Penjelasan UU Nomor 6/2014 Pasal 87 menekankan bahwa BUM Desa secara spesifik tidak dapat disamakan dengan badan hukum seperti perseroan terbatas, CV, atau koperasi. Oleh karena itu, BUM Desa merupakan suatu badan usaha bercirikan Desa yang dalam pelaksanaan kegiatannya di samping untuk membantu penyelenggaraan Pemerintahan Desa, juga untuk memenuhi kebutuhan masyarakat Desa. BUM Desa juga dapat melaksanakan fungsi pelayanan jasa, perdagangan, dan pengembangan ekonomi lainnya.
 Dalam meningkatkan sumber pendapatan Desa, BUM Desa dapat menghimpun tabungan dalam skala lokal masyarakat Desa, antara lain melalui pengelolaan dana bergulir dan simpan pinjam. BUM Desa dalam kegiatannya tidak hanya berorientasi pada keuntungan keuangan, tetapi juga berorientasi untuk mendukung peningkatan kesejahteraan masyarakat Desa. BUM Desa diharapkan dapat mengembangkan unit usaha dalam mendayagunakan potensi ekonomi. Dalam hal kegiatan usaha dapat berjalan dan berkembang dengan baik, sangat dimungkinkan pada saatnya BUM Desa mengikuti badan hukum yang telah ditetapkan dalam ketentuan peraturan perundang-undangan.
Data PODES 2018 yang dirilis Badan Pusat Statistik beberapa waktu lalu menyebutkan terdapat 75.436 desa desa di seluruh Indonesia. Sedangkan jumlah BUM Desa mencapai 35 ribu. Masalahnya berbagai data menegarai bahwa sebagian besar BUM Desa masih sebatas berdiri dan belum memiliki aktivitas usaha yang menghasilkan. Sebagian lagi malah layu sebelum berkembang karena masih kurangnya pemahaman BUM Desa pada sebagian besar kepala desa.
Meski masih banyak persoalan yang melingkupi pembentukan BUM Desa namun hingga saat ini cukup banyak desa yang berhasil meningkatkan kesejahteraan rakyatnya melalui pemberdayaan BUM Desa.
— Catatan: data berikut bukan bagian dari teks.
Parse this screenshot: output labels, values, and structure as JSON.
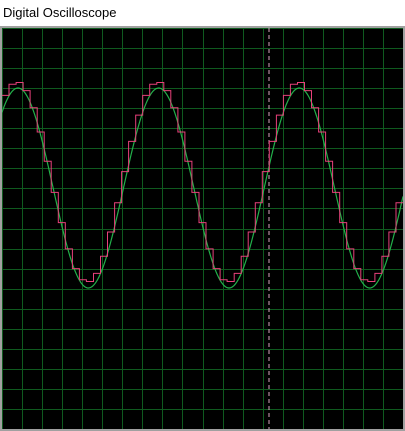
{
  "window": {
    "title": "Digital Oscilloscope"
  },
  "scope": {
    "colors": {
      "background": "#000000",
      "grid": "#0f5a1f",
      "trigger_marker": "#d7a7c0",
      "analog_trace": "#22b04a",
      "sampled_trace": "#e8407a"
    },
    "grid_divisions": {
      "x": 20,
      "y": 20
    },
    "signal": {
      "cycles_shown": 2.85,
      "amplitude_fraction": 0.5,
      "sample_steps_per_cycle": 20
    }
  }
}
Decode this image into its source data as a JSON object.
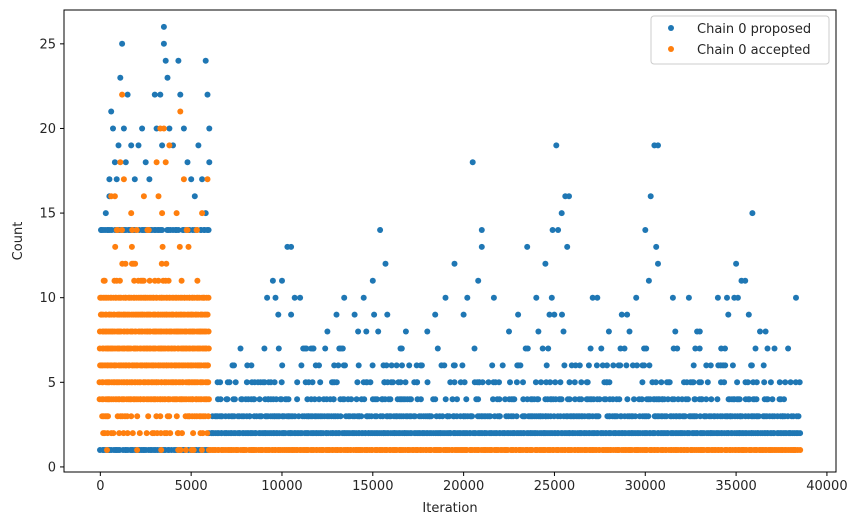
{
  "chart_data": {
    "type": "scatter",
    "xlabel": "Iteration",
    "ylabel": "Count",
    "xlim": [
      -2000,
      40500
    ],
    "ylim": [
      -0.3,
      27.0
    ],
    "xticks": [
      0,
      5000,
      10000,
      15000,
      20000,
      25000,
      30000,
      35000,
      40000
    ],
    "yticks": [
      0,
      5,
      10,
      15,
      20,
      25
    ],
    "legend": {
      "position": "top-right"
    },
    "colors": {
      "proposed": "#1f77b4",
      "accepted": "#ff7f0e"
    },
    "series": [
      {
        "name": "Chain 0 proposed",
        "color": "#1f77b4",
        "bands": [
          {
            "x_range": [
              0,
              6000
            ],
            "y": [
              1,
              14
            ],
            "density": 0.9
          },
          {
            "x_range": [
              6000,
              38500
            ],
            "y": [
              2
            ],
            "density": 1.0
          },
          {
            "x_range": [
              6200,
              38500
            ],
            "y": [
              3
            ],
            "density": 0.75
          },
          {
            "x_range": [
              6500,
              38300
            ],
            "y": [
              4
            ],
            "density": 0.45
          },
          {
            "x_range": [
              6500,
              38300
            ],
            "y": [
              5
            ],
            "density": 0.28
          },
          {
            "x_range": [
              7000,
              38000
            ],
            "y": [
              6
            ],
            "density": 0.18
          },
          {
            "x_range": [
              7000,
              38000
            ],
            "y": [
              7
            ],
            "density": 0.1
          },
          {
            "x_range": [
              8000,
              37000
            ],
            "y": [
              8
            ],
            "density": 0.05
          },
          {
            "x_range": [
              9000,
              36000
            ],
            "y": [
              9,
              10
            ],
            "density": 0.02
          }
        ],
        "points": [
          {
            "x": 300,
            "y": 15
          },
          {
            "x": 500,
            "y": 17
          },
          {
            "x": 500,
            "y": 16
          },
          {
            "x": 600,
            "y": 21
          },
          {
            "x": 700,
            "y": 20
          },
          {
            "x": 800,
            "y": 18
          },
          {
            "x": 900,
            "y": 17
          },
          {
            "x": 1000,
            "y": 19
          },
          {
            "x": 1200,
            "y": 25
          },
          {
            "x": 1100,
            "y": 23
          },
          {
            "x": 1300,
            "y": 20
          },
          {
            "x": 1400,
            "y": 18
          },
          {
            "x": 1500,
            "y": 22
          },
          {
            "x": 1700,
            "y": 19
          },
          {
            "x": 1900,
            "y": 17
          },
          {
            "x": 2100,
            "y": 19
          },
          {
            "x": 2300,
            "y": 20
          },
          {
            "x": 2500,
            "y": 18
          },
          {
            "x": 2700,
            "y": 17
          },
          {
            "x": 3000,
            "y": 22
          },
          {
            "x": 3100,
            "y": 20
          },
          {
            "x": 3300,
            "y": 22
          },
          {
            "x": 3400,
            "y": 19
          },
          {
            "x": 3500,
            "y": 26
          },
          {
            "x": 3500,
            "y": 25
          },
          {
            "x": 3600,
            "y": 24
          },
          {
            "x": 3700,
            "y": 23
          },
          {
            "x": 3800,
            "y": 20
          },
          {
            "x": 4000,
            "y": 19
          },
          {
            "x": 4300,
            "y": 24
          },
          {
            "x": 4400,
            "y": 22
          },
          {
            "x": 4600,
            "y": 20
          },
          {
            "x": 4800,
            "y": 18
          },
          {
            "x": 5000,
            "y": 17
          },
          {
            "x": 5200,
            "y": 16
          },
          {
            "x": 5400,
            "y": 19
          },
          {
            "x": 5600,
            "y": 17
          },
          {
            "x": 5800,
            "y": 24
          },
          {
            "x": 5900,
            "y": 22
          },
          {
            "x": 6000,
            "y": 20
          },
          {
            "x": 6000,
            "y": 18
          },
          {
            "x": 5800,
            "y": 15
          },
          {
            "x": 9500,
            "y": 11
          },
          {
            "x": 9800,
            "y": 9
          },
          {
            "x": 10000,
            "y": 11
          },
          {
            "x": 10300,
            "y": 13
          },
          {
            "x": 10500,
            "y": 13
          },
          {
            "x": 10700,
            "y": 10
          },
          {
            "x": 11000,
            "y": 10
          },
          {
            "x": 10500,
            "y": 9
          },
          {
            "x": 12500,
            "y": 8
          },
          {
            "x": 13000,
            "y": 9
          },
          {
            "x": 14000,
            "y": 9
          },
          {
            "x": 14500,
            "y": 10
          },
          {
            "x": 15000,
            "y": 11
          },
          {
            "x": 15400,
            "y": 14
          },
          {
            "x": 15700,
            "y": 12
          },
          {
            "x": 15300,
            "y": 8
          },
          {
            "x": 15800,
            "y": 9
          },
          {
            "x": 18000,
            "y": 8
          },
          {
            "x": 19000,
            "y": 10
          },
          {
            "x": 19500,
            "y": 12
          },
          {
            "x": 20000,
            "y": 9
          },
          {
            "x": 20500,
            "y": 18
          },
          {
            "x": 20800,
            "y": 11
          },
          {
            "x": 21000,
            "y": 14
          },
          {
            "x": 21000,
            "y": 13
          },
          {
            "x": 20200,
            "y": 10
          },
          {
            "x": 22500,
            "y": 8
          },
          {
            "x": 23000,
            "y": 9
          },
          {
            "x": 23500,
            "y": 13
          },
          {
            "x": 24000,
            "y": 10
          },
          {
            "x": 24500,
            "y": 12
          },
          {
            "x": 24900,
            "y": 14
          },
          {
            "x": 25100,
            "y": 19
          },
          {
            "x": 25200,
            "y": 14
          },
          {
            "x": 25400,
            "y": 15
          },
          {
            "x": 25600,
            "y": 16
          },
          {
            "x": 25800,
            "y": 16
          },
          {
            "x": 25700,
            "y": 13
          },
          {
            "x": 28000,
            "y": 8
          },
          {
            "x": 29000,
            "y": 9
          },
          {
            "x": 29500,
            "y": 10
          },
          {
            "x": 30000,
            "y": 14
          },
          {
            "x": 30300,
            "y": 16
          },
          {
            "x": 30500,
            "y": 19
          },
          {
            "x": 30700,
            "y": 19
          },
          {
            "x": 30600,
            "y": 13
          },
          {
            "x": 30700,
            "y": 12
          },
          {
            "x": 30200,
            "y": 11
          },
          {
            "x": 33000,
            "y": 8
          },
          {
            "x": 34000,
            "y": 10
          },
          {
            "x": 34500,
            "y": 10
          },
          {
            "x": 35000,
            "y": 12
          },
          {
            "x": 35300,
            "y": 11
          },
          {
            "x": 35500,
            "y": 11
          },
          {
            "x": 35900,
            "y": 15
          },
          {
            "x": 35700,
            "y": 9
          },
          {
            "x": 38000,
            "y": 5
          },
          {
            "x": 38300,
            "y": 10
          },
          {
            "x": 38500,
            "y": 5
          },
          {
            "x": 37000,
            "y": 4
          }
        ]
      },
      {
        "name": "Chain 0 accepted",
        "color": "#ff7f0e",
        "bands": [
          {
            "x_range": [
              0,
              6000
            ],
            "y": [
              1
            ],
            "density": 0.12
          },
          {
            "x_range": [
              6000,
              38500
            ],
            "y": [
              1
            ],
            "density": 1.0
          },
          {
            "x_range": [
              0,
              6000
            ],
            "y": [
              2,
              3
            ],
            "density": 0.4
          },
          {
            "x_range": [
              0,
              6000
            ],
            "y": [
              4,
              5,
              6,
              7,
              8,
              9,
              10
            ],
            "density": 1.0
          },
          {
            "x_range": [
              0,
              6000
            ],
            "y": [
              11
            ],
            "density": 0.3
          },
          {
            "x_range": [
              0,
              6000
            ],
            "y": [
              12,
              13,
              14
            ],
            "density": 0.1
          }
        ],
        "points": [
          {
            "x": 1200,
            "y": 22
          },
          {
            "x": 4400,
            "y": 21
          },
          {
            "x": 3300,
            "y": 20
          },
          {
            "x": 3500,
            "y": 20
          },
          {
            "x": 3800,
            "y": 19
          },
          {
            "x": 3600,
            "y": 18
          },
          {
            "x": 1100,
            "y": 18
          },
          {
            "x": 3100,
            "y": 18
          },
          {
            "x": 1300,
            "y": 17
          },
          {
            "x": 4600,
            "y": 17
          },
          {
            "x": 5900,
            "y": 17
          },
          {
            "x": 600,
            "y": 16
          },
          {
            "x": 800,
            "y": 16
          },
          {
            "x": 2400,
            "y": 16
          },
          {
            "x": 3200,
            "y": 16
          },
          {
            "x": 3400,
            "y": 15
          },
          {
            "x": 4200,
            "y": 15
          },
          {
            "x": 5600,
            "y": 15
          },
          {
            "x": 1700,
            "y": 15
          },
          {
            "x": 2000,
            "y": 14
          },
          {
            "x": 4800,
            "y": 14
          },
          {
            "x": 5300,
            "y": 14
          }
        ]
      }
    ]
  }
}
Kisah sukses yang dapat disebutkan misalnya Desa Ponggok, Kabupaten Klaten yang viral dengan wisata air Umbul Ponggok yang dikelola oleh BUM Desa Tirta Mandiri yang mampu meraup pendapatan Rp. 14 Milyar pada tahun 2017 lalu. Â BUM Desa Karya Jaya Abadi di Desa Amin Jaya, Kabupaten Kotawaringin Barat memilih usaha pengepul kelapa sawit hasil perkebunan rakyat yang mampu melepaskan dari jerat tengkulak. BUM Desa Pekon Mandiri Bersatu di desa Gisting Bawah, Kabupaten Tanggamus tidak hanya menghasilkan keuntungan dari wisata air namun sekaligus dapat memenuhi kebutuhan air minum bagi warga desanya.
Memang untuk mencapai keberhasilan diperlukan pengelola yang mempunyai visi dan mampu berinovasi agar  BUM Desa yang dibentuk dapat dikelola dengan baik sehingga memberi manfaat bagi masyarakat. Akan menjadi kampanye yang baik bagi petahana yang saat ini berkompetisi untuk periode keduanya dengan menunjukan keberhasilan program Nawacita-nya. Semoga akan menjadi nyata harapan bahwa Dana Desa benar-benar membawa berkah dan manfaat bagi rakyat Indonesia.